4.3. De Raad is van oordeel dat de overgelegde stukken op zichzelf nieuwe feiten zijn, maar dat deze stukken geen informatie bevatten die als nieuw gebleken feiten of veranderde omstandigheden in de zin van artikel 4:6 van de Awb kunnen worden aangemerkt. De Raad ziet geen reden om te oordelen dat het Uwv, in navolging van de bezwaarverzekeringsarts Nagel, niet in redelijkheid tot het bestreden besluit heeft kunnen komen, dan wel daarbij anderszins heeft gehandeld in strijd met een geschreven of ongeschreven rechtsregel of met een algemeen rechtsbeginsel.

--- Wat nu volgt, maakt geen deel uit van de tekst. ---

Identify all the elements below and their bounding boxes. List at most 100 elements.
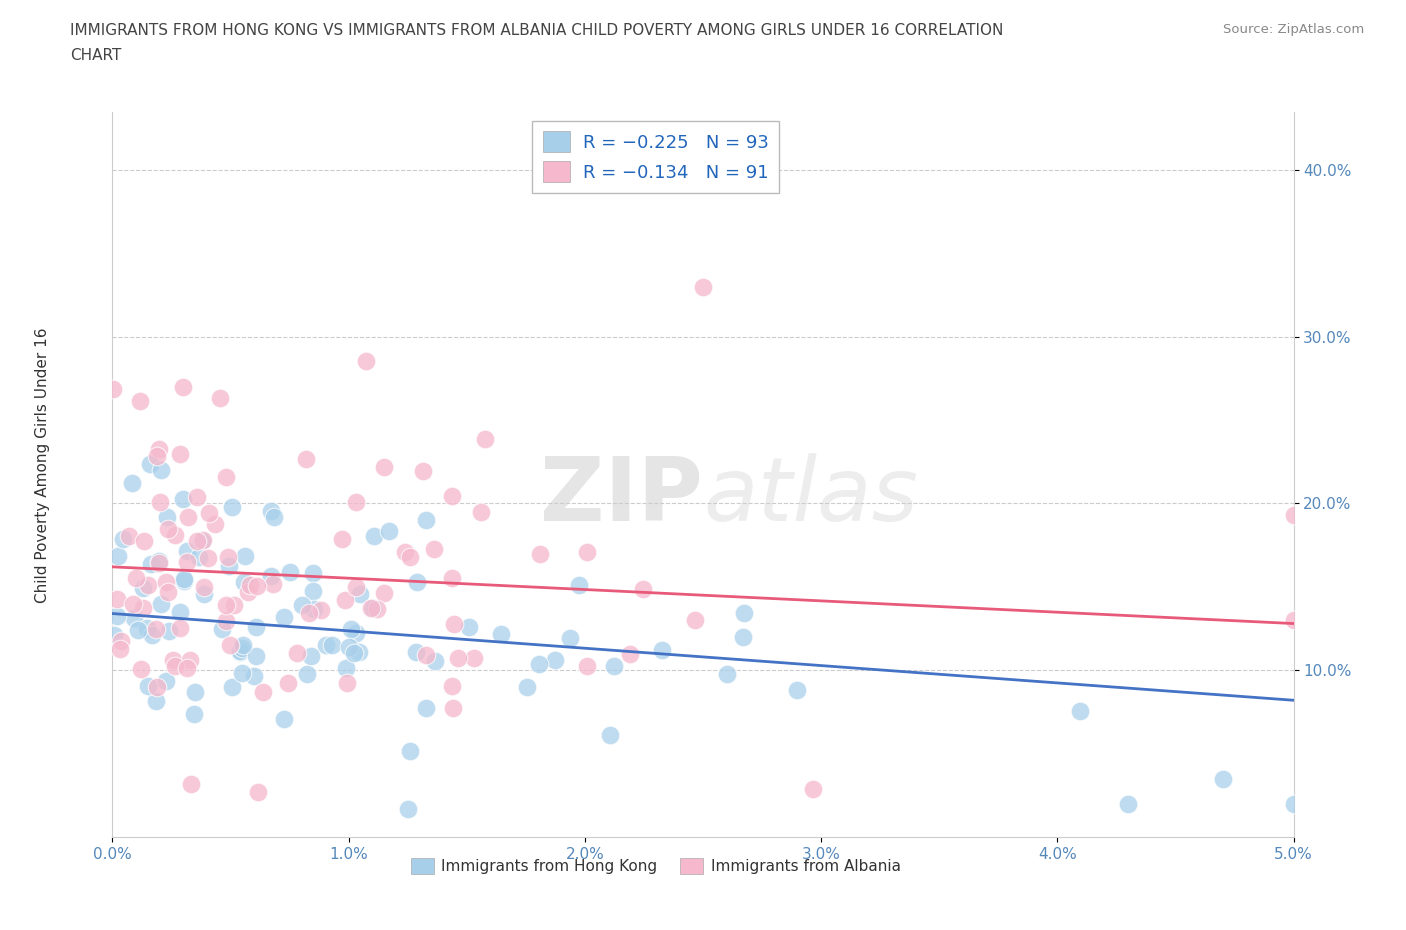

4.4. Hetgeen namens appellante ter zitting in hoger beroep naar voren is gebracht kan de Raad niet tot een ander oordeel brengen. Dienaangaande merkt de Raad op dat de rechtsopvatting dat ook dient te worden bezien of appellante feiten of omstandigheden heeft aangedragen die de evidente onjuistheid van het oorspronkelijke besluit aantonen, reeds sedert de uitspraak van 4 december 2003, LJN: AN9805, niet meer door de Raad wordt onderschreven.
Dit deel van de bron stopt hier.